Agreement of the United States, the United Kingdom, and France to publish a series of volumes of documents on German foreign policy, 1918–1945

[Continued from Foreign Relations, 1945, volume III, pages 1099 ff. In an aide-mémoire of March 7, 1946, the Department of State informed the British Embassy that the United States Government was prepared to enter into preliminary discussions suggested by the British Government on February 13 with regard to the “proposal for official publication under quadripartite auspices of an authoritative collection” of German Foreign Office documents and other German political documents. The aide-mémoire further stated that in view of the “importance that this Government attaches to the objective publication of the German political documents so as to forestall any subsequent publication of a tendentious nature by German sources,” the Department was ready, if a quadripartite publication did not prove feasible, “to consider joint British-American publication of these documents, or, if need be, independent publication.” (840.414/2–1346)

Further discussions took place, and on May 29, 1946, Under Secretary of State Acheson and other officials approved a memorandum recommending affirmative answers to the following questions: “1. Does the Department favor proceeding with the publication of German diplomatic documents concerning such matters as Soviet negotiations with Nazi Germany in 1939 over the possible strong objections of the Russians? 2. Is the Department prepared to support a policy of complete disclosure of German diplomatic documents even though some of them such as the Bullitt correspondence may prove to be somewhat embarrassing to this Government?” (862.414/5–2847)

A paper entitled “Proposals for Publishing German Official Papers agreed at Anglo-American Meetings held at Foreign Office, London, June 11–18, 1946” was signed on June 19 by E. Wilder Spaulding, Chief of the Division of Research and Publication, Department of State, and E. J. Passant, Librarian of the Foreign Office. It set forth in detail the scope and conditions of the project and stated that “the work shall be performed on the basis of highest scholarly objectivity.” (862.414/6–1946)

For text of a press release of October 3 describing a program of documentary publication by the Department of State under the direction of Raymond J. Sontag, see Department of State Bulletin, October [Page 201]13, 1946, p. 690. A statement on British plans for publication was made in the House of Commons on January 22, 1947, by the Parliamentary Under-Secretary of State for Foreign Affairs, Christopher Paget Mayhew.

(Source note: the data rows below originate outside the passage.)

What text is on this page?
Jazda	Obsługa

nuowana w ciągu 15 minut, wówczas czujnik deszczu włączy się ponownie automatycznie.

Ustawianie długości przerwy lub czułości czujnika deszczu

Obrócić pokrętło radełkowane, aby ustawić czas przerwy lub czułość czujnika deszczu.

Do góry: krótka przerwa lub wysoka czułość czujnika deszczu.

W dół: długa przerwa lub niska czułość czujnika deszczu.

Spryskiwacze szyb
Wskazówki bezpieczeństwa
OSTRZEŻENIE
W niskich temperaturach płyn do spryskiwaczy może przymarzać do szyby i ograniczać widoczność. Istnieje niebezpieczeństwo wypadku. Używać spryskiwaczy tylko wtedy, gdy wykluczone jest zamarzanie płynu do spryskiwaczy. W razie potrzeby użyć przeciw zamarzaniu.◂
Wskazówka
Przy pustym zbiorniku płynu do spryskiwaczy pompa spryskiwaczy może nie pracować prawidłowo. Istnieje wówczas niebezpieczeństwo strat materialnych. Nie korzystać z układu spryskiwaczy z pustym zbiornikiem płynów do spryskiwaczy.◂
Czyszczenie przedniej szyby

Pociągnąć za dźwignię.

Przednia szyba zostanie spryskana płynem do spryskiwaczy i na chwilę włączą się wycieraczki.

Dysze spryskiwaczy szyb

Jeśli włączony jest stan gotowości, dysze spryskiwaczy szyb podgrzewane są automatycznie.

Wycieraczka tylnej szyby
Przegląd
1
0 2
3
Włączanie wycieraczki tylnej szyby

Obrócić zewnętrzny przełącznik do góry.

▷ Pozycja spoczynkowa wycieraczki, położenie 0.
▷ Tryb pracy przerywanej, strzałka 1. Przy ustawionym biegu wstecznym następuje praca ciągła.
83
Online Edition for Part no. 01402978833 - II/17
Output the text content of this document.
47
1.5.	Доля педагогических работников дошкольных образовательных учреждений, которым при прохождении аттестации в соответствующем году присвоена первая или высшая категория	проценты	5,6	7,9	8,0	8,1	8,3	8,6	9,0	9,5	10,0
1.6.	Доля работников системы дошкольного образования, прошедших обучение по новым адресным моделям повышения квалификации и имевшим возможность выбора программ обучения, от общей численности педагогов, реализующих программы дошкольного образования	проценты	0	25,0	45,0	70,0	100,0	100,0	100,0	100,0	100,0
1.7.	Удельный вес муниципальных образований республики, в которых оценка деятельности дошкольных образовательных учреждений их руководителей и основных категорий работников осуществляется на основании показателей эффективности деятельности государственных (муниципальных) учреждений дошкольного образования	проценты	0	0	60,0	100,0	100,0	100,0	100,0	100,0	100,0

By aide-mémoire of April 3 and May 2, 1947, the French Embassy informed the Department of State that the French Government agreed to participate in the project on the terms given in the Department’s note of March 20, 1947. (862.414/4–347, 5–247) Similar correspondence took place between the Governments of France and the United Kingdom.

For additional information on the origins and development of the project and the principles governing the selection and editing of documents, see the Prefaces to the various volumes in the series Documents on German Foreign Policy, 1918–1945, published at Washington by the Government Printing Office and at London by Her Majesty’s Stationery Office.]